WASHINGTON–Supporters of a public financing system for U.S. House and Senate candidates have wrapped themselves in the Tea Party flag, with an ad touting support from this election season’s hottest new political force. But they shouldn’t count on a Sarah Palin or Glenn Beck endorsement anytime soon.

At issue is a proposal, sponsored by Rep. John Larson, D-1st District, to allow congressional candidates who raise money from small donors and forgo PAC donations to tap into a federal financing system to help fund their campaigns.

The bill, called the Fair Elections Now Act, advanced in the House Thursday, winning approval from a key committee. “So many campaigns, including in Connecticut, are awash in money,” Larson said. “We have to return this process to the people.”

larson 7-21-10

Rep. John Larson

But while many Tea Party activists may embrace Larson’s goal of getting big, special interest money out of politics, his solution isn’t likely to prompt a groundswell of conservative support.

“This is just another example of bureaucracy in action, with self-appointed elites determining how everyone should play today,” said Rob Gaudet, a member of the Atlanta-based Tea Party Patriots. He said one of the bill’s provisions, which would impose a new fee on large government contractors to cover some of the costs of a public financing system, smacks of “class warfare and goes against everything the Tea Party stands for.”

Gaudet was responding to an ad campaign launched last weekend, part of an $8 million blitz in favor of the measure by a coalition of liberal and campaign finance reform groups. In addition to the predictable liberal voices, the ad features interviews with conservatives-most notably Tea Party attendees of the recent Glenn Beck rally in Washington-saying there’s too much money in politics and the Fair Elections bill is a great solution.

“Given the voter uprising we are seeing across the country, members of Congress ought to be pass this bill immediately,” David Donnelly, campaign manager for the Campaign for Fair Elections, said in a press release highlighting the new advertisement.

Why are backers of the bill so eager to tout Tea Party support for this bill that would dramatically reshape the campaign finance system?

“People tend to say this is a liberal issue, but the truth is that everyone believes Washington’s been bought off,” said Adam Smith, a spokesman for the Public Campaign Action Fund, part of the coalition funding the ad campaign. “We just wanted to show that these conservative activists, the ones everyone is talking about this election, they also see this as a problem.
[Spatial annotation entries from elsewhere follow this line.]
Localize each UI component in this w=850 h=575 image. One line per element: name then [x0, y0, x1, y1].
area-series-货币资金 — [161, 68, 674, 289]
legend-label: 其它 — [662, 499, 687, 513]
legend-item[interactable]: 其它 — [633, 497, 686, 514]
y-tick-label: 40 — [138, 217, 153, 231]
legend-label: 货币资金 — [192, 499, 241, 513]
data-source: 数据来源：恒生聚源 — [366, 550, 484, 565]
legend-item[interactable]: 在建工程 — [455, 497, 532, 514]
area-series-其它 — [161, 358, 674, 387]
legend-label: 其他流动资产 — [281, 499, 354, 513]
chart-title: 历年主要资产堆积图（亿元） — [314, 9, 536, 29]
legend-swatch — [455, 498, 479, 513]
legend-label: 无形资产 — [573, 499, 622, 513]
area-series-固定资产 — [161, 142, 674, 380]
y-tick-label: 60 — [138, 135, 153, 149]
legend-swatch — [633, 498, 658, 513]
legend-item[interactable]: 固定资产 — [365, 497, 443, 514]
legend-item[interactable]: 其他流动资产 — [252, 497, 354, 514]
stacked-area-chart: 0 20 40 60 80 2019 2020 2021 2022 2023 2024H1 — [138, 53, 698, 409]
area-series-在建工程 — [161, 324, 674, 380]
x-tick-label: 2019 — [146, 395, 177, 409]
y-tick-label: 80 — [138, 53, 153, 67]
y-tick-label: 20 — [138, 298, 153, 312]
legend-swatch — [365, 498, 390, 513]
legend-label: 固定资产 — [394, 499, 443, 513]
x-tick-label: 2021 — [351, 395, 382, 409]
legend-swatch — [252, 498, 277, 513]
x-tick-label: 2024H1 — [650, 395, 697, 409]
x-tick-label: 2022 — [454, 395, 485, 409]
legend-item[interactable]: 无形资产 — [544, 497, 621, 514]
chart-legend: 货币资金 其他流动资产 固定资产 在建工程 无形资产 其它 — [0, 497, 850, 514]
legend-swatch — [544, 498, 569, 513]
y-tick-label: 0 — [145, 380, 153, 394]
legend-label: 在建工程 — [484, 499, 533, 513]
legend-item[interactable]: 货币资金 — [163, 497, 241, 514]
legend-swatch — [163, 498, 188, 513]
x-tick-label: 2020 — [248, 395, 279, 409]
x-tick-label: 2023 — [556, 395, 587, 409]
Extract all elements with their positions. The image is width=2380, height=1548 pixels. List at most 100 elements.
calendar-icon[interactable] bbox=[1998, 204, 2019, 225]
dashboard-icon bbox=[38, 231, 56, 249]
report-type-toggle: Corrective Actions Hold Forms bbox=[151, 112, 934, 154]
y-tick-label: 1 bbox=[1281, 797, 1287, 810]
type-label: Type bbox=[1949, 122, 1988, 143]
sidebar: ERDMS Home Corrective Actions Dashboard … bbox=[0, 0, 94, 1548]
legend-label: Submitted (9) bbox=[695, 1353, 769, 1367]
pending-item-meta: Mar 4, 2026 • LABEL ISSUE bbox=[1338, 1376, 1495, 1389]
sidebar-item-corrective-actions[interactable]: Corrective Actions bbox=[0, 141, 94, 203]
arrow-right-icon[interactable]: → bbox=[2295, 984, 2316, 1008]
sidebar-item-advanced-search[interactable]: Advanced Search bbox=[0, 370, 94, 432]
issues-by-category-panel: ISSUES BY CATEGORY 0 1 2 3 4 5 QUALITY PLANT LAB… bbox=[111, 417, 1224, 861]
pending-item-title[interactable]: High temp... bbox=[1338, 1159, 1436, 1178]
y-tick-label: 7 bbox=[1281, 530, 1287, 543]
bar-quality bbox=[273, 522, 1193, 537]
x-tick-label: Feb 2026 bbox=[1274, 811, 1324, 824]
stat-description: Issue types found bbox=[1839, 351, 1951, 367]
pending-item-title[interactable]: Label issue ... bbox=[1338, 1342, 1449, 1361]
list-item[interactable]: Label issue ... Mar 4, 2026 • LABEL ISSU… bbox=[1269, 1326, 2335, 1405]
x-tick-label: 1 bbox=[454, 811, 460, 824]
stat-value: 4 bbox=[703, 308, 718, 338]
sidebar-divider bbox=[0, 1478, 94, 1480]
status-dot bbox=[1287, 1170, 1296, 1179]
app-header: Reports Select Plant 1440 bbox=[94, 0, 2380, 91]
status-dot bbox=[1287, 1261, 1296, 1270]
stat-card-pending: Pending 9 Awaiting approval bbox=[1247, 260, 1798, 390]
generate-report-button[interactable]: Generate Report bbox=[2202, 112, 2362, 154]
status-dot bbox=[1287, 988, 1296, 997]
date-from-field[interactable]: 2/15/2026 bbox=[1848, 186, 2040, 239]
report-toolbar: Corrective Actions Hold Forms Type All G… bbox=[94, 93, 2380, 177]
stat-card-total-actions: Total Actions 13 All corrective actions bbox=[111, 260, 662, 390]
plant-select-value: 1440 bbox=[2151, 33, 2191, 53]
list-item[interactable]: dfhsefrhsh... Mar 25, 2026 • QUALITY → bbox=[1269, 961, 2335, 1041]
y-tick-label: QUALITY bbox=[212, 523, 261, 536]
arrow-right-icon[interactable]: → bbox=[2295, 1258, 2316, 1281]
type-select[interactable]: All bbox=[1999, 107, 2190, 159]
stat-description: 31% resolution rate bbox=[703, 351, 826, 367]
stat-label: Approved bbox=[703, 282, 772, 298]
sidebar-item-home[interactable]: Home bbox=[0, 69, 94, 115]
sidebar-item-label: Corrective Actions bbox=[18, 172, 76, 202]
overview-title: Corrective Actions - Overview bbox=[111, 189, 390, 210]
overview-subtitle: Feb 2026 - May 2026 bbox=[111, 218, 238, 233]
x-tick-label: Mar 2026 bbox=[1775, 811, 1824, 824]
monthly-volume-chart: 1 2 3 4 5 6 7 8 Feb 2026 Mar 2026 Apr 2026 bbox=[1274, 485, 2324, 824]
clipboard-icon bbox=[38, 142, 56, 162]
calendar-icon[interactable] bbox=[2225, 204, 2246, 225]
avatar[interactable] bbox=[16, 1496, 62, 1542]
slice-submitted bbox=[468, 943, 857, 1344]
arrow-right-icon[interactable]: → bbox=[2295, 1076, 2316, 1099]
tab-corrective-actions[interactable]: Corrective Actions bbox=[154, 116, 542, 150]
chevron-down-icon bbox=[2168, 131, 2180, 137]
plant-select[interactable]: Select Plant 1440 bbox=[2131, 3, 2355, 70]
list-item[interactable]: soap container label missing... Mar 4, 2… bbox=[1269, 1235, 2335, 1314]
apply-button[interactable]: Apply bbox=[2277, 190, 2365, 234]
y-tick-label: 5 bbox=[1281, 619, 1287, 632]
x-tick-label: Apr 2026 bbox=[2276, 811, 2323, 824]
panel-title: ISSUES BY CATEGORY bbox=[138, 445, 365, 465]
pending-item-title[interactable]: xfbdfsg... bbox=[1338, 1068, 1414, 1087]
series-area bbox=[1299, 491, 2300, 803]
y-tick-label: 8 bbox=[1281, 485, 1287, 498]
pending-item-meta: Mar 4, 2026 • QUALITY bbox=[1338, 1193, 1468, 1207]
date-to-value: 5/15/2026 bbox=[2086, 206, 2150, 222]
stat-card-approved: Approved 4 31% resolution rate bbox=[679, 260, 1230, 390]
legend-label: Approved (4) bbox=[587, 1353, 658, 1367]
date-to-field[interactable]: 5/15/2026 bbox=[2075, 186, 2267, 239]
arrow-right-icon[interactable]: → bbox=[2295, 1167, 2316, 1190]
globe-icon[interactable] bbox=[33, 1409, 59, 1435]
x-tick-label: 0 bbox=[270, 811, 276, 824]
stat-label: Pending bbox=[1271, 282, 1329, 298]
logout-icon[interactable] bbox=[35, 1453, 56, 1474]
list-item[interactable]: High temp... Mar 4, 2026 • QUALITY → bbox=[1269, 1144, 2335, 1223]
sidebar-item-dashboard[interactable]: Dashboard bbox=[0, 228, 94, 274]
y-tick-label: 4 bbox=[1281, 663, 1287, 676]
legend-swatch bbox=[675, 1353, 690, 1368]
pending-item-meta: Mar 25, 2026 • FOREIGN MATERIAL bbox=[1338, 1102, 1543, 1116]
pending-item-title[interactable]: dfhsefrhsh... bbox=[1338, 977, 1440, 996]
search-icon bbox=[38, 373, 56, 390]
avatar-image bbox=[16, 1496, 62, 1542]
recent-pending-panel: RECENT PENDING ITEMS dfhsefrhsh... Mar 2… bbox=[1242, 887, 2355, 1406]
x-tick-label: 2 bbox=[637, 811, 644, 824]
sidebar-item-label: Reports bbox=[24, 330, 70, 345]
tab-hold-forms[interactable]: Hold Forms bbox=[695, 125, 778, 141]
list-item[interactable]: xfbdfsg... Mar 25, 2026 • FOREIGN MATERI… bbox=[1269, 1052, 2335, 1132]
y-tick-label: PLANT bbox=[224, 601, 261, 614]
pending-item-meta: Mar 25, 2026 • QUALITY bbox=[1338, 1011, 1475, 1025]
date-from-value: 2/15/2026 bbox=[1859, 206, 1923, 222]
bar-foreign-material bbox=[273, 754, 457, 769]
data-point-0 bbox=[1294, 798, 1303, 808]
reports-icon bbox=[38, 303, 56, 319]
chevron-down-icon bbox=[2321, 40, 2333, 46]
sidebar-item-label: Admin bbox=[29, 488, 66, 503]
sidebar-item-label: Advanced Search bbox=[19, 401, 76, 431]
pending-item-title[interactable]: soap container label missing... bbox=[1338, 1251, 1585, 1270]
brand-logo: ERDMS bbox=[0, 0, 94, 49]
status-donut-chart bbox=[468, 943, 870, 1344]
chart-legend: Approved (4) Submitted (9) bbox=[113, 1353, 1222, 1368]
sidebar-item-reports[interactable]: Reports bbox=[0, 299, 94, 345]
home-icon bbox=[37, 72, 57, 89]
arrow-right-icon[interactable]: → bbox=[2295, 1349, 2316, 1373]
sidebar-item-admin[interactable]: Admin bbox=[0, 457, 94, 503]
They’re not just angry at Democrats. They think their voices are not being heard and are being drowned out by these special interest donors and corporate backers.”

But Gaudet and others speculated that that the Tea Party activists interviewed for the ad didn’t get the full scoop on Larson’s bill, which would create a voluntary federal public financing system for congressional candidates. Modeled on state public campaign funding programs like the one in Connecticut, the bill would allow candidates who raise a certain amount of money from small donors–those who give $100 or less–to get $4 in federal matching funds for every $1 dollar they raise from individuals in their home state.

Larson said he hadn’t seen the ad and didn’t think a claim of Tea Party support would make any difference one way or another.

But he noted that one other goal of the bill–to open up the current system to lesser-known challengers who can’t attract the same kind of big-money support as incumbents like himself–could provide critical support for Tea Party candidates. “It does have the opportunity to open up democracy to greater participation,” Larson said.

To be sure, Tea Party candidates in Connecticut have been torn over whether to participate in the state public financing system.

“That has been a big question … and a bit of a dilemma,” said Joe Markley, a Tea Party activist and Republican who is running for state Senate from Southington. Markley said some have shunned the funding, even though it puts them at an electoral disadvantage.

Markley, for his part, dropped off his qualification paperwork today and hopes to get an $85,000 check for his campaign in the coming days. He said he figured he might as well play by the current rules even if he doesn’t like them.

As for Larson’s bill, he said, “I think a lot of people in the Tea Party would agree that there’s a problem with election financing and … certainly [share] the sense that big corporations and big unions are overwhelming the will of the people. But the solution is not to get government into it … If I had a chance to vote against it, I would.”